Per Francesco Pellegrino, giovane musicista, compositore e improvvisatore bolognese, il rumore è percepito “Come postura d’ascolto”. 

«Ricordo precisamente la sensazione all’uscita del conservatorio, appena dopo la prima lezione dedicata a John Cage: l’udito si comportava in maniera diversa, seguendo ogni suono che, di colpo, sembrava aver guadagnato un senso all’interno del mio ascolto. Un senso nelle nuove possibilità di comporre con suoni che prima sembravano extra-musicali, ma soprattutto un senso nella possibilità di ascoltare il mondo: è questo che intendo per postura d’ascolto.

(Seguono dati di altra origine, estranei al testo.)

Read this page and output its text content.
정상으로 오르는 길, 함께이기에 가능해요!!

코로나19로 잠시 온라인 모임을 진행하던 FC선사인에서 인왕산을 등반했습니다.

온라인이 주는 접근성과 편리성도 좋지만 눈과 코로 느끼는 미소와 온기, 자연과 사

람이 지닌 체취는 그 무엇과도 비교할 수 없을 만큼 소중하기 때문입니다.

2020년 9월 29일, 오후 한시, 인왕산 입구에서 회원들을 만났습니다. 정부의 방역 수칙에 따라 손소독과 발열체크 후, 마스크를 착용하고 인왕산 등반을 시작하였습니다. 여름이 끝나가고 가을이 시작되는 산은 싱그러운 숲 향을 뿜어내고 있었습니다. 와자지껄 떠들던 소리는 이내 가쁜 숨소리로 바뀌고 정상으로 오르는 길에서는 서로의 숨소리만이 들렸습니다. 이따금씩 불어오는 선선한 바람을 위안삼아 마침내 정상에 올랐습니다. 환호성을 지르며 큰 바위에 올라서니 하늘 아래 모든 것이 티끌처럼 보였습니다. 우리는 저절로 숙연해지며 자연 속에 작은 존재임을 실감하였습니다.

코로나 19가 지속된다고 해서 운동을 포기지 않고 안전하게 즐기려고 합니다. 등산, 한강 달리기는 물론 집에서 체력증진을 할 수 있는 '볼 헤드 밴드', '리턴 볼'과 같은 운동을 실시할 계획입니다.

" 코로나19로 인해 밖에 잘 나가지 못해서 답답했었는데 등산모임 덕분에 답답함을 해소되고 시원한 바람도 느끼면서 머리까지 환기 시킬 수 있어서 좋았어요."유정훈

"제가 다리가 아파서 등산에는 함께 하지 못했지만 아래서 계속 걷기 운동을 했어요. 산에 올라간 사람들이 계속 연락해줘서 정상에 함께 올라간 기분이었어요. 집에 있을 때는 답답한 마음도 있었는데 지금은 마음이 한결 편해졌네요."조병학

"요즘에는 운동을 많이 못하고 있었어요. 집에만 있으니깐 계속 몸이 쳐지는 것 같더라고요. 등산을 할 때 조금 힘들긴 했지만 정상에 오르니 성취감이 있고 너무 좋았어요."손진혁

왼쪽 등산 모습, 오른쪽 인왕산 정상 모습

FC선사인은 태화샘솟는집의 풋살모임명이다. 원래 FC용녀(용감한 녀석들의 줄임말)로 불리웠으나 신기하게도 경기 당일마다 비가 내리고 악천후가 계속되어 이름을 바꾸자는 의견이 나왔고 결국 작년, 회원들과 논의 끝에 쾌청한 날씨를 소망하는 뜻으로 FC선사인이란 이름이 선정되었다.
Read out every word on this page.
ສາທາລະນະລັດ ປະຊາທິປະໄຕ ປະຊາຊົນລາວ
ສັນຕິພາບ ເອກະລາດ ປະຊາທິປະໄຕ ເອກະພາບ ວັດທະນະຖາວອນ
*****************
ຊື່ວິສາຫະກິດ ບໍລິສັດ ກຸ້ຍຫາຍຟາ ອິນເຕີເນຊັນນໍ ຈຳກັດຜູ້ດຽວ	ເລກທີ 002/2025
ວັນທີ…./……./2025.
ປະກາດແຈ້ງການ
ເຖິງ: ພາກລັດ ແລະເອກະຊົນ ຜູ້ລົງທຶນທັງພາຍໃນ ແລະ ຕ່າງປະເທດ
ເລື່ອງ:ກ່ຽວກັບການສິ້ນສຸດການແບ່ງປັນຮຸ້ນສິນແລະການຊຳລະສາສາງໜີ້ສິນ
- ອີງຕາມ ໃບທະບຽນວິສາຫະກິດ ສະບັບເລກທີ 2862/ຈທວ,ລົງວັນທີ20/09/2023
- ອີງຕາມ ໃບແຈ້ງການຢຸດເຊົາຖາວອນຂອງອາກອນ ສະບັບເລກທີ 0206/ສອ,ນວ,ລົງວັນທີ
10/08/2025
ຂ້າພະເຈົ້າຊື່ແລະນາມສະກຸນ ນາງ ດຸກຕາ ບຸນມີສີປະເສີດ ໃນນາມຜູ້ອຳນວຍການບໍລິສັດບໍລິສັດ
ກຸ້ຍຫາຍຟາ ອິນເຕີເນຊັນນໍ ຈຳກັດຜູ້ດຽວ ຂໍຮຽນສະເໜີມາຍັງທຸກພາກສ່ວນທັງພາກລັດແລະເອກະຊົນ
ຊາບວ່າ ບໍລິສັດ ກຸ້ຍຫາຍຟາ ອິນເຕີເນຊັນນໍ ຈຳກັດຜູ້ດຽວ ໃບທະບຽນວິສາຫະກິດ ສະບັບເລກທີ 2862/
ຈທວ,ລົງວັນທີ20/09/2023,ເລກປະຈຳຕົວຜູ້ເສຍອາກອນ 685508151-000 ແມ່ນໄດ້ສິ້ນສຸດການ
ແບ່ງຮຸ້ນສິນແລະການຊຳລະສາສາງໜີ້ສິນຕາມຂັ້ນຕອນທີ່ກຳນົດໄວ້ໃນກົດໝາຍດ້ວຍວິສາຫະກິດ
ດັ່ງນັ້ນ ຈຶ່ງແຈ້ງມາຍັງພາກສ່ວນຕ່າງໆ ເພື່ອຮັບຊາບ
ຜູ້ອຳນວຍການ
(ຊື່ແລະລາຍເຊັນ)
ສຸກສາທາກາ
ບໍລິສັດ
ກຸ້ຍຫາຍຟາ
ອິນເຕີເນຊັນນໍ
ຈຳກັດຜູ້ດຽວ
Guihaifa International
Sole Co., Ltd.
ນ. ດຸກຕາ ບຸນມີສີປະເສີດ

Questo rumore è ben diverso dal rumore di Russolo o di Pierre Schaeffer; parlare di “oggetto sonoro” significa da una parte voler aprire il mondo della composizione a tutti i suoni che erano considerati extramusicali, ma dall’altra costringerli subito a un’unica possibilità, quella di oggetto, che come l’idea di nota, può entrare finalmente a far parte del comporre, aumentandone a dismisura le possibilità».

 

Luca Miti, pianista e compositore romano, ricalca:

«La questione non (mi) sembra essere più quella tra suono e rumore – questa infinitamente superata da decenni, da secoli (i futuristi, Varèse, Cage… ne abbiamo già parlato tanto…).
È una questione di linguaggio, forse.
Linguaggio cosiddetto umano e linguaggio cosiddetto animale: azzeriamo la differenza.
Suono, rumore, musica, linguaggio: tutto sullo stesso piano, insomma.
Vediamo un po’. Un gatto, ad esempio, ha un suo «linguaggio» (e questo non è neanche da dimostrare): vocalizzazioni (non verbali, antropocentricamente parlando). (Cos’è, suono, rumore o…?).
Parliamo per un momento di contemporaneità di eventi sonori.
Brusio. Un vociare confuso. Indistinguibile il significato della «parola», di ciò che si dice – si dice? E le differenze tra questo brusio e quelle vocalizzazioni? Perdita del significato – del senso (ancora, antropocentricamente).
Dunque, tutto è azzerato: suono, rumore, linguaggi – linguaggi.
Nessuna differenza, nessuna distanza – e allora tutto è musica, oppure niente è musica – non esiste la musica.”

 

La violinista, compositrice e improvvisatrice austriaca Mia Zabelka approfondisce ulteriormente:

«Ludwig van Beethoven’s Grosse Fuge and Arnold Schönberg’s “Twelve-tone music” sounded like noise to their audience at the time. John Cage’s composition 4’33, in which an audience sits through four and a half minutes of “silence” represents another excellent example of noise music. Noise at different times is defined as “intrusive, unwanted” or “not being appropriate or understood”. It can therefore be stated that every advance in music production is initially perceived as noise.
Noise musicians interact as if in a laboratory and engage in the process of research. This is an essential fact of this genre. Ultimately, for me, music has less to do with emotions, taste, or entertainment than with the description of a state.
My music is about the magic of a sonic journey into the world of subatomic interactions. My aim is to explore the translation of chemical and structural processes into sounds and make them perceptible in the audio field. By improvising on the violin, I explore the microcosm of sounds, microtonality and thus create a very specific noise music. The violin is probably the most suitable instrument for these investigations. Compositional design is very important to me and the violin is of course still the main instrument. It is about creating a unique, original musical language from the interaction of these components with the violin, my voice and the electronic sounds of the devices.
In my music I explore the processes of modulation, elimination and the oscillation of elementary particles. Beyond melodies, harmonies and rhythm, the aim is to make automatic processes audible – noise, movement, division, symbiosis, dissonance and resonance. Referencing back to the category of imagination as a profoundly human force, I have the artistic vision, that the fundamental principles of the universe, encapsulated in the behavior of elementary particles, hold the key to future discoveries and the potential evolution of life. By understanding and “listening” to the music of these particles, we gain insights that could lead to significant advancements and a broader understanding of life’s possibilities in the future».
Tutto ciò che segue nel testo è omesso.